【特集】多数のフォロワーを生んだ「美学のある名列車達」

【特集】多数のフォロワーを生んだ「美学のある名列車達」

 

Twitterでの「フォロワー」とは、投稿内容をすぐに見られるように登録した人のことを指しますが、本来の「フォロワー」の意味には、付き従うもの・あとに続く人やモノという意味があります。

鉄道車両などの工業製品にもフォロワーという概念はあり、多くは成功した車両をアレンジしたものを指します。そうしたフォロワーにフォローされる車両というのは、一貫した美学があります。

 

 

美学を持つ車両は、後世において「名車」と呼ばれるプロダクトに進化することがあります。

どれほど伝統的なものがあっても、コストが障壁になろうとも、それを否定し、イメージを注ぎ込む覚悟ができた時、「名車」と呼ばれるプロダクトになるのです。

 

あらゆる犠牲を払いながらも「こういうものを作りたい」という強い信念の元で出来上がった、美学が詰まった電車を今日はご紹介します。

 

 

 

小田急「ロマンスカー」VSE(2005)

かつて、ここまで美しい電車があったでしょうか。

関西住みであまり小田急に触れない私からしても、「美しい電車は何?」と聞かれた時には真っ先に挙げるほど。

 

すっぽりと覆った床下、パンタグラフ以外殆ど突起物がない屋根上、それらを全て真っ白なボディでまとめた圧倒的美しさ。

小田急50000形VSEには、美学がこれでもかと散りばめられています。

 

 

 

先代のロマンスカーである「EXE」車は、これまでのロマンスカーにはない分割併合などをこなすビジネスライクな特急電車で、経済面から見ると優れた電車でした。

しかしそれとは裏腹に、小田原観光におけるロマンスカーの地位はみるみる低下していきました。

ロマンスカーはカッコいい流線型の電車なのに、EXEはそうじゃない」という声があったからだそうです。

 

観光とは非日常なもの。
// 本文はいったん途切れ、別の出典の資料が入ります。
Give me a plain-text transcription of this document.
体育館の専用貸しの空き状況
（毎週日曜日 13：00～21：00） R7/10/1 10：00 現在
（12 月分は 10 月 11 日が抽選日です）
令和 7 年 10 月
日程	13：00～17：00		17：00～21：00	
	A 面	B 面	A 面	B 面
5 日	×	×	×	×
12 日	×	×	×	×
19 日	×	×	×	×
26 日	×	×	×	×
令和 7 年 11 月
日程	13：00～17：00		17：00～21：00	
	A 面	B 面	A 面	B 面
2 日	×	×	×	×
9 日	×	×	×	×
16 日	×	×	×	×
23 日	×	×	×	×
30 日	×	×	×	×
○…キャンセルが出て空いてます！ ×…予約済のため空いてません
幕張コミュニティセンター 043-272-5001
EXEは日常である通勤ライナーとしては優秀な電車でしたが、非日常の旅には不向きな電車だったのです。

当時の小田急首脳陣は、そこを見間違えていました。

 

その反省から、後継車であるVSEは徹底的に「ロマンスカーらしさ」にこだわり、非日常へ誘うロマンスカーとしてのブランド回帰に努めたのです。

 

もっとも、EXE車が悪い電車というわけではありません。

EXEは「日常使い」、VSEは「非日常」という役割分担がしっかりと徹底出来ていなかっただけなのです。

 

また、小田急ロマンスカーは、伝統的に11両編成で組成されていました。

そもそも11両になったのは車体から「車輪にかかる重さを分散させるため」という技術的な理由だったんですが、これを「見た時の安定性が増すから」という理由で、伝統をばっさりと捨てて10両編成に。
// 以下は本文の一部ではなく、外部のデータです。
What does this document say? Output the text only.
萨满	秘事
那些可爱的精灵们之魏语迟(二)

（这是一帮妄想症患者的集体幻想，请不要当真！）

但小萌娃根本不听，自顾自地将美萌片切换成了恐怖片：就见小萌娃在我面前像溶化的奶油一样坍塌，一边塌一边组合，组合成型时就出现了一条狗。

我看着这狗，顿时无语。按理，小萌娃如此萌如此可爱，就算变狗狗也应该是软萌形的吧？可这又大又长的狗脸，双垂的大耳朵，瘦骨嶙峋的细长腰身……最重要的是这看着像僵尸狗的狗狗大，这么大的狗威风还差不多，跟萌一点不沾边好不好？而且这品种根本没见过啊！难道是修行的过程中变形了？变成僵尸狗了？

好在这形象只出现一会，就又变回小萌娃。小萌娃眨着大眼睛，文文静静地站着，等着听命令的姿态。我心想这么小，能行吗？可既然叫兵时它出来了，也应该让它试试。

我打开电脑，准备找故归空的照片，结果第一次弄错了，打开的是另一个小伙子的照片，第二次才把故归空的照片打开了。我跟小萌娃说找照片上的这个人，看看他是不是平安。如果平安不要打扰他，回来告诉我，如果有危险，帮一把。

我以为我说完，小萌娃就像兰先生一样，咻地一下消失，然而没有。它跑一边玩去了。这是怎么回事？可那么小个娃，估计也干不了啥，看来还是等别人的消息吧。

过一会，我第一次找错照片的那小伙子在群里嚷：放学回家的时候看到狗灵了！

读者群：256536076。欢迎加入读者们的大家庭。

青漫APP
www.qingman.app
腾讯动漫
などなど、随所に岡部憲明氏のデザインという美学が詰められたプロダクトとなっています。

 

VSEは新たなロマンスカーのロールモデルとなり、後継車両であるMSE・GSEが出た現在でも、小田急のフラッグシップトレインとして運用を続けています。

 

 

 

近鉄アーバンライナー(1989)

関西で美学を持つ電車といえば、ひのとり……ではなく、初代アーバンライナーでしょう。

 

近鉄特急の伝統であった「2階建て車両」「オレンジ色に紺色のライン」をバッサリと捨て、「平屋車両」「真っ白なボディにスマートなオレンジのライン」を引っさげて登場したアーバンライナーは、近鉄特急の新しい美学が詰まった、革命的存在でした。

 

後に自社でも「さくらライナー」や「伊勢志摩ライナー」などのフォロワーを生み、基本コンセプトは後継車両である「ひのとり」でも受け継がれています。

 

1964年の東海道新幹線開業の影響を大きく受け、閑古鳥が鳴いていた名阪間の輸送ですが、新幹線側の相次ぐ値上げで徐々に近鉄に風が吹いてきました。
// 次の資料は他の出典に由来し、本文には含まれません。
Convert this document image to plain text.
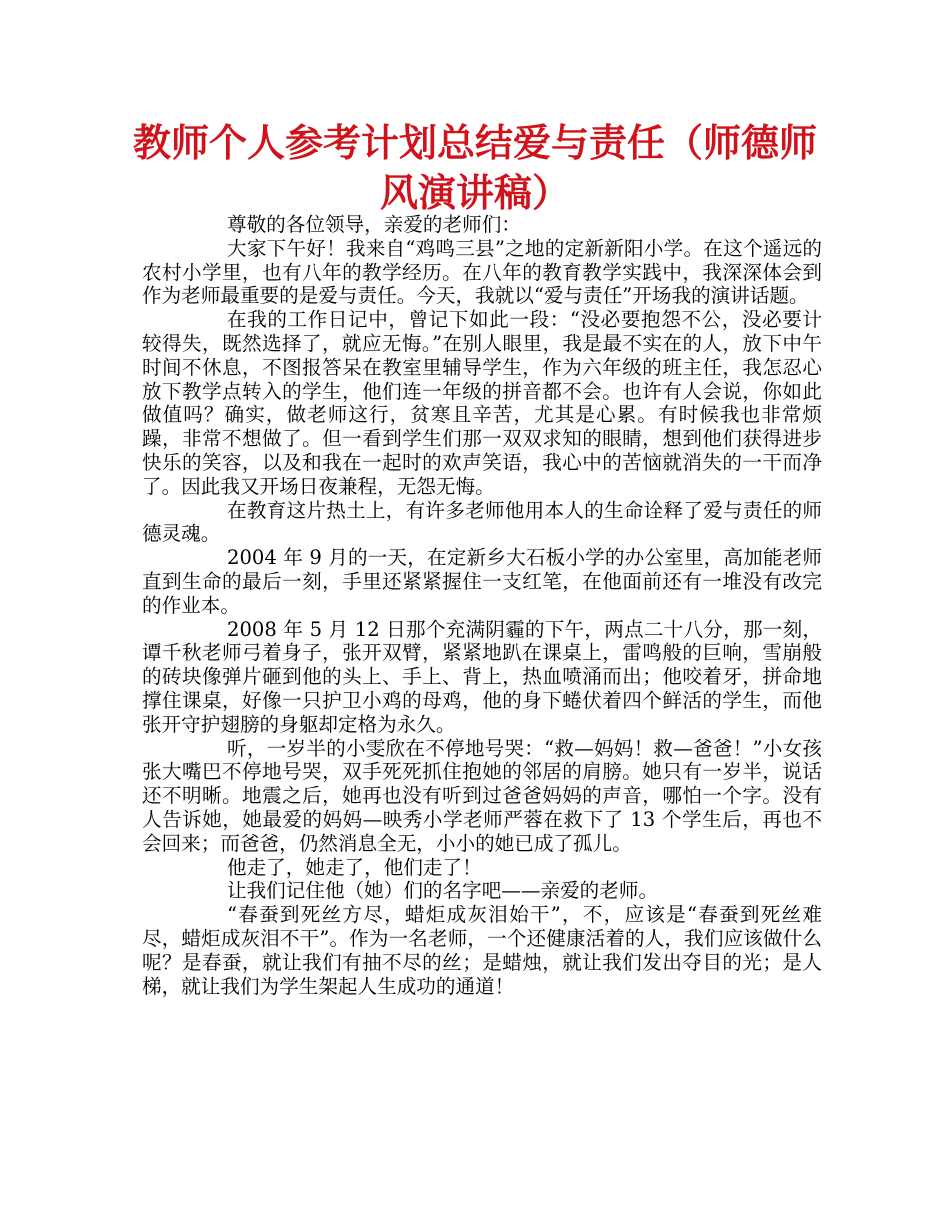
教师个人参考计划总结爱与责任（师德师风演讲稿）

尊敬的各位领导，亲爱的老师们：

大家下午好！我来自“鸡鸣三县”之地的定新新阳小学。在这个遥远的农村小学里，也有八年的教学经历。在八年的教育教学实践中，我深深体会到作为老师最重要的是爱与责任。今天，我就以“爱与责任”开场我的演讲话题。

在我的工作日记中，曾记下如此一段：“没必要抱怨不公，没必要计较得失，既然选择了，就应无悔。”在别人眼里，我是最不实在的人，放下中午时间不休息，不图报答呆在教室里辅导学生，作为六年级的班主任，我怎忍心放下教学点转入的学生，他们连一年级的拼音都不会。也许有人会说，你如此做值吗？确实，做老师这行，贫寒且辛苦，尤其是心累。有时候我也非常烦躁，非常不想做了。但一看到学生们那一双双求知的眼睛，想到他们获得进步快乐的笑容，以及和我在一起时的欢声笑语，我心中的苦恼就消失的一干而净了。因此我又开场日夜兼程，无怨无悔。

在教育这片热土上，有许多老师他用本人的生命诠释了爱与责任的师德灵魂。

2004 年 9 月的一天，在定新乡大石板小学的办公室里，高加能老师直到生命的最后一刻，手里还紧紧握住一支红笔，在他面前还有一堆没有改完的作业本。

2008 年 5 月 12 日那个充满阴霾的下午，两点二十八分，那一刻，谭千秋老师弓着身子，张开双臂，紧紧地趴在课桌上，雷鸣般的巨响，雪崩般的砖块像弹片砸到他的头上、手上、背上，热血喷涌而出；他咬着牙，拼命地撑住课桌，好像一只护卫小鸡的母鸡，他的身下蜷伏着四个鲜活的学生，而他张开守护翅膀的身躯却定格为永久。

听，一岁半的小雯欣在不停地号哭：“救—妈妈！救—爸爸！”小女孩张大嘴巴不停地号哭，双手死死抓住抱她的邻居的肩膀。她只有一岁半，说话还不明晰。地震之后，她再也没有听到过爸爸妈妈的声音，哪怕一个字。没有人告诉她，她最爱的妈妈—映秀小学老师严蓉在救下了 13 个学生后，再也不会回来；而爸爸，仍然消息全无，小小的她已成了孤儿。

他走了，她走了，他们走了！

让我们记住他（她）们的名字吧——亲爱的老师。

“春蚕到死丝方尽，蜡炬成灰泪始干”，不，应该是“春蚕到死丝难尽，蜡炬成灰泪不干”。作为一名老师，一个还健康活着的人，我们应该做什么呢？是春蚕，就让我们有抽不尽的丝；是蜡烛，就让我们发出夺目的光；是人梯，就让我们为学生架起人生成功的通道！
そこで近鉄は綿密なマーケティングリサーチをかけ、1つの解を導き出します。

 

それは「名阪間のお客は2階建てを要していない」ということ。

 

名阪間の乗客は、

・リピーターが多い
・1人で利用するビジネスユースが多い
・上記の点から観光客とは異なる

という特徴が浮かび上がります。

 

そして、それら利用客の欲するニーズはこうでした。

・椅子のリクライニング角度は今でも十分
・むしろ横・後との間隔を広げてほしい
・靴を脱いでくつろぎたい
・2階建てより平屋車両の方が好き
・イヤホンで聞けるオーディオサービスがあったらいい
・コピーやFAXなどは不要。近鉄に乗る時ぐらいは仕事から離れたい

 

 

 

出典:電気車研究会『鉄道ピクトリアル 1988年12月 No.505 臨時増刊号  <特集>近鉄特急』

 

デザインの担当に外部大学の教授を招き、客観的な意見を求めた上でデザイン案が練られていきました。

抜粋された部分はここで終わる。